Another opportunity is security. Andrea said that people often think of the negative use of aggregate cellphone activity (in particular the threat to privacy), but there are also positive security uses. For example, it can alert you to potential trouble spots. Or it can help detect car accidents or fires by checking cellphone activity variations.

These are some of the commercial activities for real-time cellphone data. As yet we haven’t seen too many companies using such data, but one we reviewed recently was Sense Networks. It has a product called Citysense, an iPhone and Blackberry app that allows people in San Francisco to see the most happening nightlife in real time. Andrea noted that there is a major difference between what SENSEeable City Lab does and what Sense Networks does. MIT collects aggregate data, whereas Sense Networks collects individual behavior from their users’ phones. Andrea noted that a disadvantage of getting aggregate data is that the detail is lower, however, the advantages include that it covers all of the city, is “unbiased” and doesn’t cost anything. Which leads to the question…

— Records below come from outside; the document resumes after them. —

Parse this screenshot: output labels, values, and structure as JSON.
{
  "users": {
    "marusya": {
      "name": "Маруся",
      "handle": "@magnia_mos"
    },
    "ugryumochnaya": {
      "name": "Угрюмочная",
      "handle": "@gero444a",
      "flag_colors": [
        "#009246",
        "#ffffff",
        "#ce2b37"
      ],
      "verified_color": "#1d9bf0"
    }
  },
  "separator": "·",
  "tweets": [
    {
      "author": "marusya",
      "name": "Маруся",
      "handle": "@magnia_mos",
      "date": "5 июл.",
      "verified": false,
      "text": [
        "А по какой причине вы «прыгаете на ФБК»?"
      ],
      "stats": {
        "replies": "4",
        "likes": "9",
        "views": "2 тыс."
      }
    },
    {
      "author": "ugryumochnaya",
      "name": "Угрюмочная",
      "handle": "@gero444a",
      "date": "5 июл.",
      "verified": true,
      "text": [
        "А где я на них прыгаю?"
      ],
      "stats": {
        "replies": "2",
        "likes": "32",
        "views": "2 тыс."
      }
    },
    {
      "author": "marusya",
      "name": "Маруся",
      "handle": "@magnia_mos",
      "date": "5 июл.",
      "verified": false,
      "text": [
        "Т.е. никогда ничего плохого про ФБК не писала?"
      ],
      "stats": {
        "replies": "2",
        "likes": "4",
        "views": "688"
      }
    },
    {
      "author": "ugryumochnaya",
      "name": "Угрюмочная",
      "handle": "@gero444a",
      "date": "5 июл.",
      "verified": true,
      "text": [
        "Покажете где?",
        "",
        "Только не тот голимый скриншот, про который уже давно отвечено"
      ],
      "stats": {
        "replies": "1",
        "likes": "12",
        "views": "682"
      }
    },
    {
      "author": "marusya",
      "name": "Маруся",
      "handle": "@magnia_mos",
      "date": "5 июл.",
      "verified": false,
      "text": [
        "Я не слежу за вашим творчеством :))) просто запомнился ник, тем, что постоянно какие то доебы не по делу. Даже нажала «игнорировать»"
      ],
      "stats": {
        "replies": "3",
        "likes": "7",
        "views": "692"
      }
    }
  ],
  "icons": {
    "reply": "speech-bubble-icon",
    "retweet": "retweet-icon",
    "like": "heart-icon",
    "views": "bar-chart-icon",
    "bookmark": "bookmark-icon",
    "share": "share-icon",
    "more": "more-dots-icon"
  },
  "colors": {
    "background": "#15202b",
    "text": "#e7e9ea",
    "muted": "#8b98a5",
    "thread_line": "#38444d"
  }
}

Where Does The Data Come From?

The aggregate data that MIT uses comes via telecoms companies. MIT has different partnerships, for example, they worked with AT&T on the NYC Waterfalls project (the subject of our next post on this topic). Andrea admitted that
it’s easier for academic institutions (eg MIT) to get access to that data. It would be harder for commercial companies – or even for the telecoms companies themselves – to use it. He says that,
hopefully, in future telecoms companies will be more free to give the data out (securely of course!) and enable re-use of it.

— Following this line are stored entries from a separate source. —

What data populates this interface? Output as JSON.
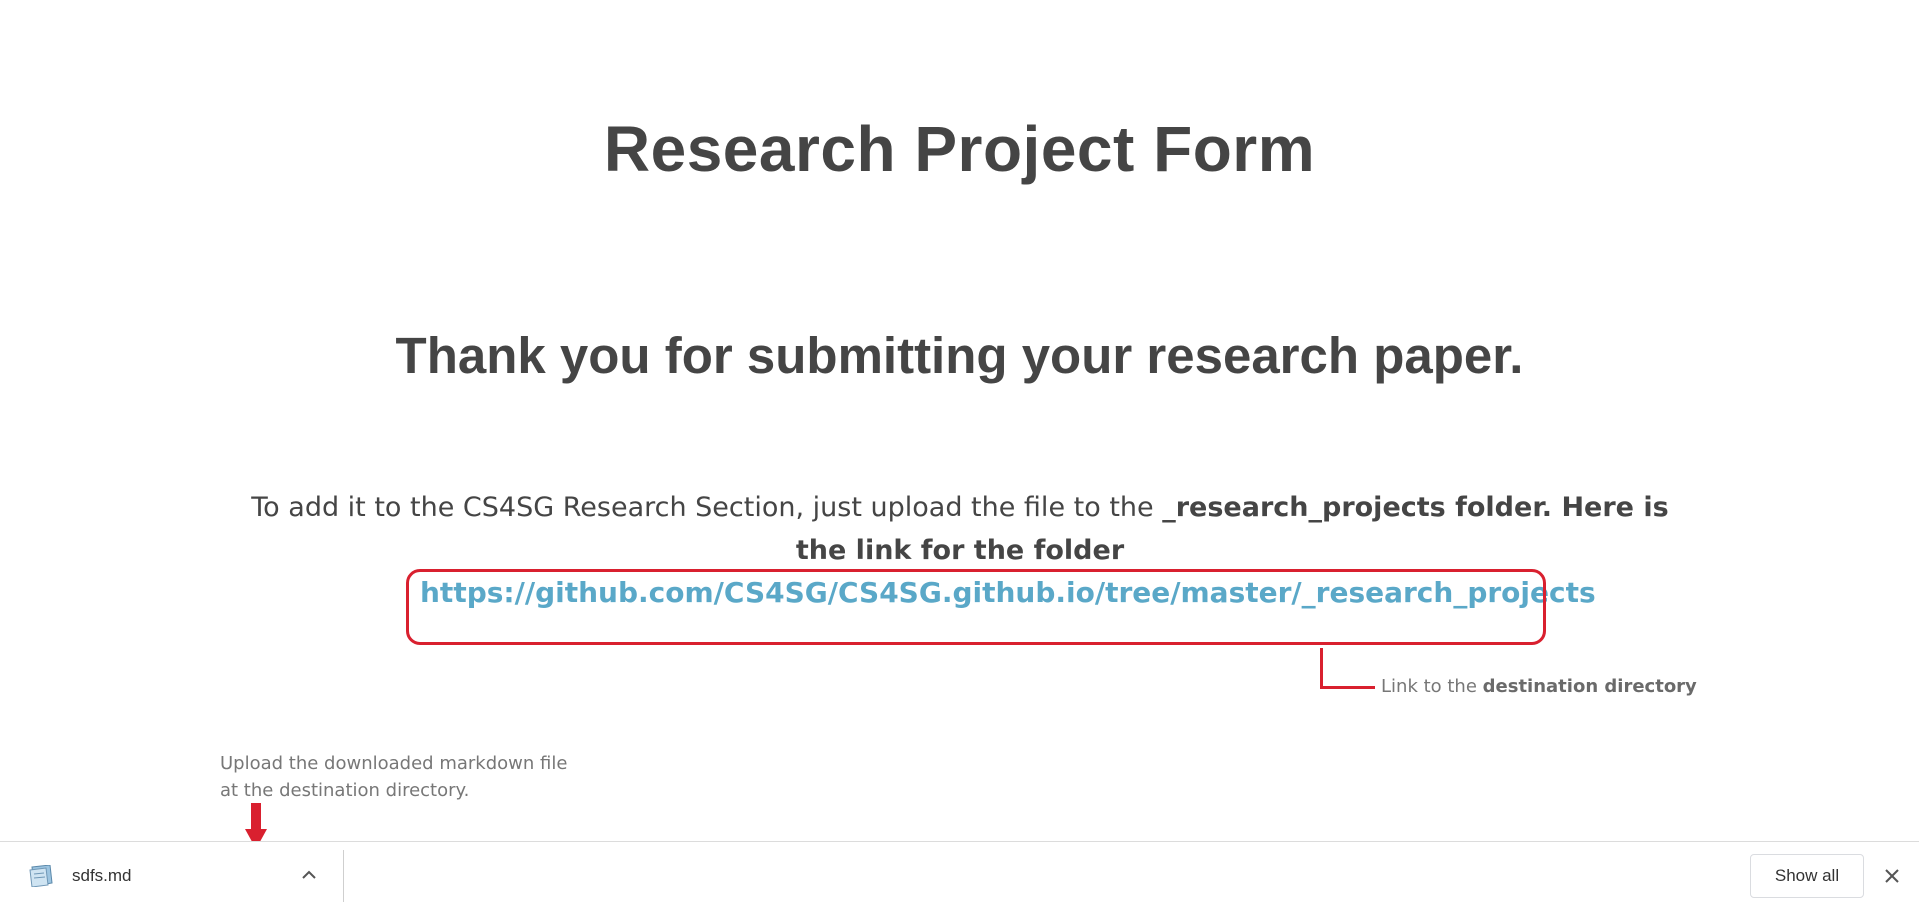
{
  "page": {
    "title": "Research Project Form",
    "thank_you": "Thank you for submitting your research paper.",
    "instructions_intro": "To add it to the CS4SG Research Section, just upload the file to the ",
    "instructions_bold": "_research_projects folder. Here is the link for the folder",
    "folder_link": "https://github.com/CS4SG/CS4SG.github.io/tree/master/_research_projects"
  },
  "annotations": {
    "link_callout_prefix": "Link to the ",
    "link_callout_bold": "destination directory",
    "upload_note": "Upload the downloaded markdown file at the destination directory.",
    "accent_color": "#d9202f"
  },
  "download_bar": {
    "file_name": "sdfs.md",
    "file_icon": "markdown-file-icon",
    "show_all_label": "Show all",
    "close_icon": "close-icon"
  },
  "colors": {
    "text": "#454545",
    "link": "#5aa8c8",
    "annotation_red": "#d9202f"
  }
}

Andrea mentioned that currently very few groups around the world have access to this data by telecoms providers; and MIT has only had access to it for a couple of years. So it really is an emerging field of discovery.

What’s Next

The next step for the SENSEeable City Lab is to put what they’ve done into a consistent framework, currently in development.

Andrea also said that they’re working more with semantic data – for example comparing the frequency of a word in a document with the frequency in the total library of documents. Using this methodology, they can identify keywords, check if it’s in (for example) Wikipedia, then create a semantic index with a set of tags. In other words, eventually they’ll be able to determine what cellphone activity means semantically.

A number of trends are converging that will make use of cellphone data very widespread, and soon. Andrea mentioned that in 2008, for the first time, more than 50% of the world’s population lived in cities. He noted too that the
physical and digital are merging. Also at ReadWriteWeb we’ve been tracking the growing number of Mobile Web apps that use location data. For example, there are currently a lot of location-based social networking companies. They include “social compass” service Loopt (our review), Nokia-owned Plazes (our review), Pelago’s Whrrl, ULocate, and GyPSii. Probably our favorite right now is mobile social network app Brightkite, which last year we named our Most Promising startup for 2009.

So expect real-time cellphone data to have many useful applications in the near future. Let us know what applications you hope to see emerge out of this.